One thing good about the holiday season is that one feels happy about one’s own grumpiness. All the stress of experiencing cheerful things, the boredom of shopping trips, the mental anxiety of trying to say something less like holiday cliches can add up and make anybody grumpy. But we tell ourselves, “it’s a holiday. We are entitled to be a little grumpy here and there.”
Actually New Jersey is much better than Pennsylvania as far as holiday music goes, probably because NJ has a much more diverse population. When I was living in Pennsylvania, the holiday music is everywhere–radios, shopping malls, gathering places, TV etc. There’s no escape from it. They are wonderful music, no doubt, but it can make one feel like going to a concert and listening to one song over and over again.
It’s time to greet friends and relatives, if not in person, at least through social media. I always do very boring greetings and have never been able to come up with really good, witty, interesting, unique things to say. My inadequacy is obvious. It makes me think how stressful it had been for those people of Tang Dynasty during holiday seasons. In those days, everybody had to write poems for every occasion. Just think about how much of a burden this is for people during holidays when one has to come up with a different poem for every greeting, every excuse, every party, every ceremony, every fight with relatives. One can write oneself mad before the holiday is over.

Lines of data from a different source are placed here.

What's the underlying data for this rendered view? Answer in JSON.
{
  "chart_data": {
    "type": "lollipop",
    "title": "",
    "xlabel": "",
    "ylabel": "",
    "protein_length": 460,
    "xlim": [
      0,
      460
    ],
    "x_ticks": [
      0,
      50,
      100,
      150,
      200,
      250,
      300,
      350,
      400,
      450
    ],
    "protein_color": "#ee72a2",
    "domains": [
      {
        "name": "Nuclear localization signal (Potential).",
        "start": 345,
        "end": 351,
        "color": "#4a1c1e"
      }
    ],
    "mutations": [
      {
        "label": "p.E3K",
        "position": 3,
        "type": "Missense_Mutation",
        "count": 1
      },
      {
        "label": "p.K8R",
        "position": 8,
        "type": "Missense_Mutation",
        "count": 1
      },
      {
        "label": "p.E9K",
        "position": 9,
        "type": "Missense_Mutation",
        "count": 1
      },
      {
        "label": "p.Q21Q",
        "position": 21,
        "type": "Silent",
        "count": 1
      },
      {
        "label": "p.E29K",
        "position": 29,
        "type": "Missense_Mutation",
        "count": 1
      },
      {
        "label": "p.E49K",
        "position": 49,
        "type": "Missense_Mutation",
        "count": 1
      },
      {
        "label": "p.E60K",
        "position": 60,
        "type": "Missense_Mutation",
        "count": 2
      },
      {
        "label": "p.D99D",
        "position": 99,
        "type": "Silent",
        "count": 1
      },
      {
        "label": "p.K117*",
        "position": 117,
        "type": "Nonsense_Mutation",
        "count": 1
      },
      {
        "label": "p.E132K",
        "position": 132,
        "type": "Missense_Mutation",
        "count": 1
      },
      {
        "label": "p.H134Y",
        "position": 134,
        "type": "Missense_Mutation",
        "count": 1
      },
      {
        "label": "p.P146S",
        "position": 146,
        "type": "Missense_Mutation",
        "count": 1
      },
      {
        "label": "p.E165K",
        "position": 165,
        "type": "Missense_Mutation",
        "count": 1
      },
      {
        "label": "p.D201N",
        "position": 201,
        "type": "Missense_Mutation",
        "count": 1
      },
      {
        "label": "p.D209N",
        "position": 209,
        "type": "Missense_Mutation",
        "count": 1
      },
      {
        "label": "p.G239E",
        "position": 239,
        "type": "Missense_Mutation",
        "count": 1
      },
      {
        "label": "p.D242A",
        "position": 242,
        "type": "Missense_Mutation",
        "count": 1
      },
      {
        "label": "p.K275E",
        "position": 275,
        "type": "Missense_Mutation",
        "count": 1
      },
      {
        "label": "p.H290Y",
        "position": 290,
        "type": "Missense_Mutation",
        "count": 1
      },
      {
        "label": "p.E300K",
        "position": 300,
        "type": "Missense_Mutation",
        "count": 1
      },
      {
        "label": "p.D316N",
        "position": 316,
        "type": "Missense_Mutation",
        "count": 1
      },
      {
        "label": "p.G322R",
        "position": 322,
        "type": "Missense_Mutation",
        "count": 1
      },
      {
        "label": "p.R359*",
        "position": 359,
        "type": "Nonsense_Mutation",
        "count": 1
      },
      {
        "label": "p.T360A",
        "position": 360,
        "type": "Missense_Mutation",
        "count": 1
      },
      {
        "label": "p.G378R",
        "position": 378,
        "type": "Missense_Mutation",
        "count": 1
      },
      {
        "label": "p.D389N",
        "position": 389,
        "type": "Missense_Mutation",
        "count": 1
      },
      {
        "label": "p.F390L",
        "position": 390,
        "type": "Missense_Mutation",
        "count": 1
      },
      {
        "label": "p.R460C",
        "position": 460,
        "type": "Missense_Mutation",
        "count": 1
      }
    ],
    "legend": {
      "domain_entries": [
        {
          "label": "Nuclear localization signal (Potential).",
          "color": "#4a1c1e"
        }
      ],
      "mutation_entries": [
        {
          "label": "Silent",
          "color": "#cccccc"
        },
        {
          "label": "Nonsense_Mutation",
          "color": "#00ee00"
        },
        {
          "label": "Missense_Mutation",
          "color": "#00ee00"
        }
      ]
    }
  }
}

I have to prepare for those days after the holiday because everybody is packing up several pounds on holiday food. What am I going to say when I meet a friend who’s chubbier than before? I can’t say, “you put on five pounds at least.” That’s definitely not going to work. Too negative. I can’t say, “don’t worry about the waistline. Just continue to eat more for Christmas.” This sounds like gloating, almost wishing people to gain weight to take pressure off oneself. How about “look, we all gain pounds. Holidays. What can I say?” This will only work on acquaintance of equal body built and equal weight gain. For example, this cannot work for E, who is always slimmer than everybody else around her. I can just imagine E secretly laugh at me if I say this. She would jeer at my attempt of trying to elevate myself to her level of slimness.
“You were a grumpy baby.” My Grandma said, “you sulked when I scolded you when you were several weeks old.” I stared at her in disbelief. My diligent superwoman grandma could never understand me. I was probably born a philosopher and was trying to pronounce one or two profound terms that my baby tongue couldn’t manage. And she seized the opportunity to scold my philosophical talent away, most likely forever–the proof being my non-philosophical self right now. She raised 9 children and 2 grandchildren, a superhuman effort. How much damage she had done to each of us?